All at once he was struck by his own ludicrousness. Take a look at yourself, Byron, he said to himself; have a look at your self, my lord, dragging yourself cumbrously around the globe in order to learn what you’ve known since childhood. You scurry through the world like the Wandering Jew, the Flying Dutchman, and everywhere it’s the same: men, trees, women, and cities. Everywhere the same thing, and you also remain the same naive and arrogant Englishman.
He looked around: a number of men, a number of horses, bodies, perhaps souls: They live, they move, they eat, they sing. And time passes. Byron felt, he even sensed physically, the way the anxiety in him mounted. His heart seemed to grow heavy, like a weight in the left side of his chest. The oppressiveness spread through him. His hands were shaky and unsteady, his palms sweaty and slippery. There was a weakness in his legs, a pain in his head; and anguish, fear, and heaviness. He thought back to the severed arm he had seen on the road to Yannina. How long had it been since then, two weeks? Blood had once flown in that arm, and that hand had also held a sword. Today perhaps only white bones remained. Not too long ago, Isak had mentioned a curse common in these parts. ‘If you curse a man here, you wish for the earth to spit out his bones.
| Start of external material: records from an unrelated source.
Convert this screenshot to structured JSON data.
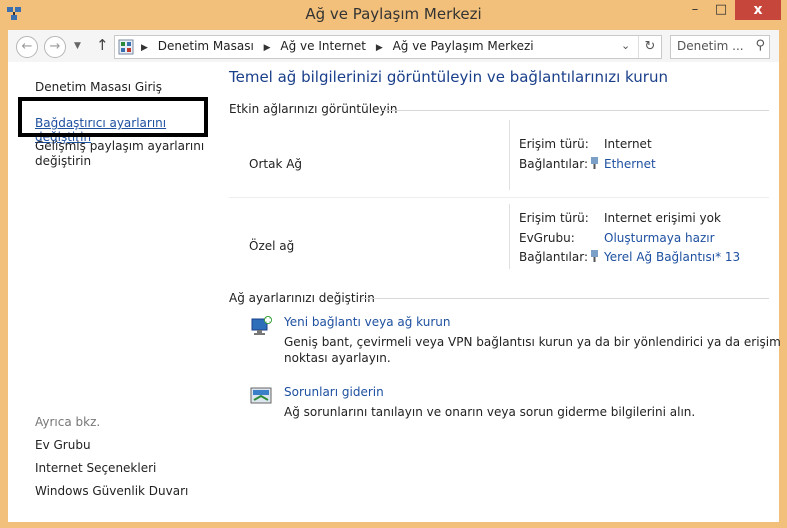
{
  "window": {
    "title": "Ağ ve Paylaşım Merkezi",
    "controls": {
      "minimize": "–",
      "maximize": "□",
      "close": "x"
    }
  },
  "navbar": {
    "back": "←",
    "forward": "→",
    "up": "↑",
    "breadcrumb": [
      "Denetim Masası",
      "Ağ ve Internet",
      "Ağ ve Paylaşım Merkezi"
    ],
    "search_placeholder": "Denetim ..."
  },
  "sidebar": {
    "items": [
      {
        "label": "Denetim Masası Giriş"
      },
      {
        "label": "Bağdaştırıcı ayarlarını değiştirin"
      },
      {
        "label": "Gelişmiş paylaşım ayarlarını değiştirin"
      }
    ],
    "see_also_label": "Ayrıca bkz.",
    "see_also": [
      {
        "label": "Ev Grubu"
      },
      {
        "label": "Internet Seçenekleri"
      },
      {
        "label": "Windows Güvenlik Duvarı"
      }
    ]
  },
  "main": {
    "title": "Temel ağ bilgilerinizi görüntüleyin ve bağlantılarınızı kurun",
    "active_networks_header": "Etkin ağlarınızı görüntüleyin",
    "networks": [
      {
        "name": "Ortak Ağ",
        "access_type_label": "Erişim türü:",
        "access_type": "Internet",
        "connections_label": "Bağlantılar:",
        "connection": "Ethernet"
      },
      {
        "name": "Özel ağ",
        "access_type_label": "Erişim türü:",
        "access_type": "Internet erişimi yok",
        "homegroup_label": "EvGrubu:",
        "homegroup": "Oluşturmaya hazır",
        "connections_label": "Bağlantılar:",
        "connection": "Yerel Ağ Bağlantısı* 13"
      }
    ],
    "change_settings_header": "Ağ ayarlarınızı değiştirin",
    "tasks": [
      {
        "title": "Yeni bağlantı veya ağ kurun",
        "description": "Geniş bant, çevirmeli veya VPN bağlantısı kurun ya da bir yönlendirici ya da erişim noktası ayarlayın."
      },
      {
        "title": "Sorunları giderin",
        "description": "Ağ sorunlarını tanılayın ve onarın veya sorun giderme bilgilerini alın."
      }
    ]
  }
}
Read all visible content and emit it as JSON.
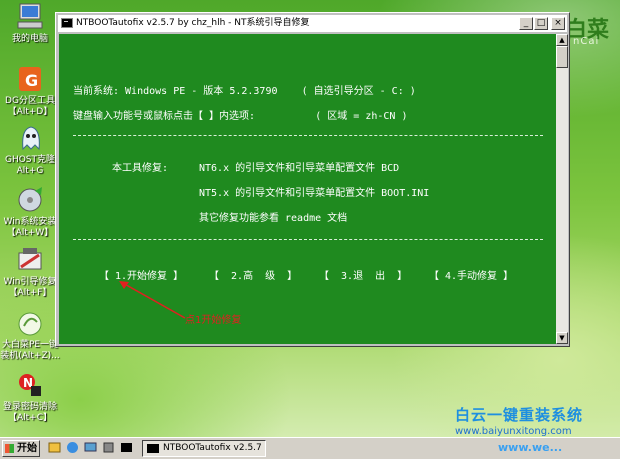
{
  "desktop": {
    "icons": [
      {
        "label1": "我的电脑",
        "label2": ""
      },
      {
        "label1": "DG分区工具",
        "label2": "【Alt+D】"
      },
      {
        "label1": "GHOST克隆",
        "label2": "Alt+G"
      },
      {
        "label1": "Win系统安装",
        "label2": "【Alt+W】"
      },
      {
        "label1": "Win引导修复",
        "label2": "【Alt+F】"
      },
      {
        "label1": "大白菜PE一键",
        "label2": "装机(Alt+Z)..."
      },
      {
        "label1": "登录密码清除",
        "label2": "【Alt+C】"
      }
    ],
    "brand_big": "白菜",
    "brand_small": "nCai"
  },
  "window": {
    "title": "NTBOOTautofix v2.5.7 by chz_hlh - NT系统引导自修复",
    "btn_min": "_",
    "btn_max": "□",
    "btn_close": "×",
    "line1": "当前系统: Windows PE - 版本 5.2.3790    ( 自选引导分区 - C: )",
    "line2": "键盘输入功能号或鼠标点击【 】内选项:          ( 区域 = zh-CN )",
    "fix_intro": "本工具修复:",
    "fix_nt6": "NT6.x 的引导文件和引导菜单配置文件 BCD",
    "fix_nt5": "NT5.x 的引导文件和引导菜单配置文件 BOOT.INI",
    "fix_other": "其它修复功能参看 readme 文档",
    "menu": [
      "【 1.开始修复 】",
      "【  2.高  级  】",
      "【  3.退  出  】",
      "【 4.手动修复 】"
    ],
    "annotation": "点1开始修复"
  },
  "taskbar": {
    "start_label": "开始",
    "task_label": "NTBOOTautofix v2.5.7 b..."
  },
  "watermark": {
    "line1": "白云一键重装系统",
    "line2": "www.baiyunxitong.com",
    "line3": "www.we..."
  }
}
And everyone curses everyone else.’ Byron had before his eyes an image of the earth spewing things forth. Of an earth that vomits like a person, ejecting white foam and bones like dirty snow. He felt the sour contents of his stomach climb to his mouth, but he suppressed it and swallowed hard.
‘Are you all right, my lord?’ Isak asked. ‘You are pale.’
‘I’m all right,’ Byron shot back.
‘We’ll be there any minute now,’ Isak promised.
‘Any minute,’ Byron mumbled. “Everything is always so close,” he thought. Then the calm was broken by shouts of jubilation from the Albanians at the head of the column.
Amazement crept across Byron’s face, and his heart leapt at the sight before him. It was perhaps five in the afternoon and the sun was already going down. The silhouette of a city was displayed against the bluish-red background of the sky. It’s just as it appears in books, Byron thought; or in songs. The closer they drew, the more beautiful everything became. He knew, he knew beyond doubt, that he would never forget this scene. A peculiar feeling of dejà vu had already come over him, even though he was certain that he had never before witnessed anything similar. Except in books. It’s like Branksome Hall in Scott’s writings, he thought. The palace jutted from a public square, on which Albanians were standing in rows, clad in garments similar to those that Byron had been given. Tatars with tall caps, Turks with fur-trimmed capes, two hundred swarthy guardsmen on black steeds outfitted with harnesses and saddle blankets. Drum rolls delivered greetings of welcome. The sun was almost all the way down. Against the dark purple firmament, the palace seemed tall and inaccessible. Taller than the palace were the tips of the minarets, from which the ezan rang out. Akşam, Byron said to himself. Night is here.